While no source indicates anything likely can be legally done “retroactively” in terms of impeding a prospect’s ability to play collegiately if he or she has accepted an NIL arrangement based on a stipulation that the athlete is receiving the pact hinging on signing with a particular school, the “pay-for-play or inducement” scenario above, it is an element of NIL that seemingly almost all parties want to see gain legislation.

Multiple Power 5 assistant coaches, including from different Atlantic Coast Conference and Southeastern Conference programs, in recent weeks have expressed to FootballScoop a desire to see that element change; nearly a half-dozen personnel and off-the-field executives from P5 programs, four within the SEC, express similar desires.

One P5 coach last week told FootballScoop, “Yeah, it’s great; you get these players.
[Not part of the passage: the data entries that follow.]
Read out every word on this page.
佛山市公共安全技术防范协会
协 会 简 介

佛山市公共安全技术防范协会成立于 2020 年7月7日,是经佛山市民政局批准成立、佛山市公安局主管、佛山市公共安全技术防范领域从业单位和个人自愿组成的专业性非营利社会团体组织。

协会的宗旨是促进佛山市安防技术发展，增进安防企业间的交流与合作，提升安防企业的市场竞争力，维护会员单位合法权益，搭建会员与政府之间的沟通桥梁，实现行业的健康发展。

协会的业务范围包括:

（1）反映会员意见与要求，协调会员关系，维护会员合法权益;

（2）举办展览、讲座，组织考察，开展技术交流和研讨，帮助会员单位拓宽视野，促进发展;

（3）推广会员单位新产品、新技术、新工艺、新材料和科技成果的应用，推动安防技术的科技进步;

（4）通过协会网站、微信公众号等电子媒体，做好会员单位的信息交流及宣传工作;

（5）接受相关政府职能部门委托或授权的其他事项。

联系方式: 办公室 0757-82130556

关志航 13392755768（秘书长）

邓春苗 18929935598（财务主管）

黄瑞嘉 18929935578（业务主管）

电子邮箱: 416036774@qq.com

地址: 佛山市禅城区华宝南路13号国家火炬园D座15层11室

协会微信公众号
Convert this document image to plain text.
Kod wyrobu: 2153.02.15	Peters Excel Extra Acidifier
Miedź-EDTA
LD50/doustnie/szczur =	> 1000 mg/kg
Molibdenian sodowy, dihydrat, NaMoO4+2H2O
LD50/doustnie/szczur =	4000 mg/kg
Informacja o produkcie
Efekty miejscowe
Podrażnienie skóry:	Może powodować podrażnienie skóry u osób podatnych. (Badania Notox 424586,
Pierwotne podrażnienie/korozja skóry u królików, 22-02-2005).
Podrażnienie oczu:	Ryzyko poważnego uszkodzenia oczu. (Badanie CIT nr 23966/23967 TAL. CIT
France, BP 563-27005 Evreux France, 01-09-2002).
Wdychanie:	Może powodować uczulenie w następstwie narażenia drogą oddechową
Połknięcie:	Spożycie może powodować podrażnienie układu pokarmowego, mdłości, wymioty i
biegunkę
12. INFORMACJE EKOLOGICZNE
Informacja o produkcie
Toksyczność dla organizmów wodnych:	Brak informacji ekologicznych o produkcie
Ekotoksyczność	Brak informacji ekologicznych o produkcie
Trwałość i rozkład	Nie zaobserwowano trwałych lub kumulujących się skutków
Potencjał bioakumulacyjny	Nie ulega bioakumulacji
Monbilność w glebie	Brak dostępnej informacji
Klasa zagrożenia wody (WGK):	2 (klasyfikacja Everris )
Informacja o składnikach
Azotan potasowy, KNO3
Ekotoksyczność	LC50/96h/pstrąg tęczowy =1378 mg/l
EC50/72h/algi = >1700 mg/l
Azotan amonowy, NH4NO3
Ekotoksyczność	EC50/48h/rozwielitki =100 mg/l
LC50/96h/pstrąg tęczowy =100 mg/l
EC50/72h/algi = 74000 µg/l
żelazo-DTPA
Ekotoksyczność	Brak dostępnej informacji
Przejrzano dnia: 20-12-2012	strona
But what happens when you pay $6 or $8 million to get a quarterback and he doesn’t start? Or he’s throwing interceptions? How long before that booster wants to know why the coaches can’t get this kid playing well after they’ve spent all that money?”

As a pair of personnel leaders from SEC programs said, a sentiment echoed as well by a Group of 5 representative, “There’s a real concern about who’s going to be running your program, with the way collectives are operating in recruiting right now. Is the coaching staff and personnel department deciding who to recruit? Or is it the collectives?”

The NCAA’s potential probe into the infant stages of NIL likewise could examine booster involvement beyond the “marketing agreements” for student-athletes. Has a booster provided other impermissible benefits, from free lodging to transportation, in form of private jet or otherwise? These are the elements at the center of the NCAA’s burgeoning investigative efforts, urged by the Board of Governors which contains representatives from ACC, Big Ten, Big 12, Pac-12, SEC and myriad other conferences, including the Ohio Valley among the sport’s Football Championship Subdivision level.

Central to potential tweaking to the Transfer Portal is the potential to add a pair of “transfer windows.” It’s an element numerous coaches said they broadly support because of roster management issues, and it likewise ties into the potential adjustment to the 25-man/85-man roster.

They want a “transfer window that coincides with the recruiting calendar, so they can know who’s on the roster.”

Potential date ranges include the last Sunday of November through to the first early signing period in mid-December; the other window is positioned to possibly be from April 15 to May 1.

An interesting leg of that potential piece of change: coaches strongly prefer an ending date in early May prior to the end of school and when kids return home, because student-athletes “have got people chirping in their ear, go to the Portal, do this, get a better deal somewhere else.”

The goal is that by the time an athlete leaves campus, he or she is either committed to returning to that school or already entered into the Portal; declaring a transfer after the spring deadline would result in ineligibility for the coming season, barring a successful waiver appeal.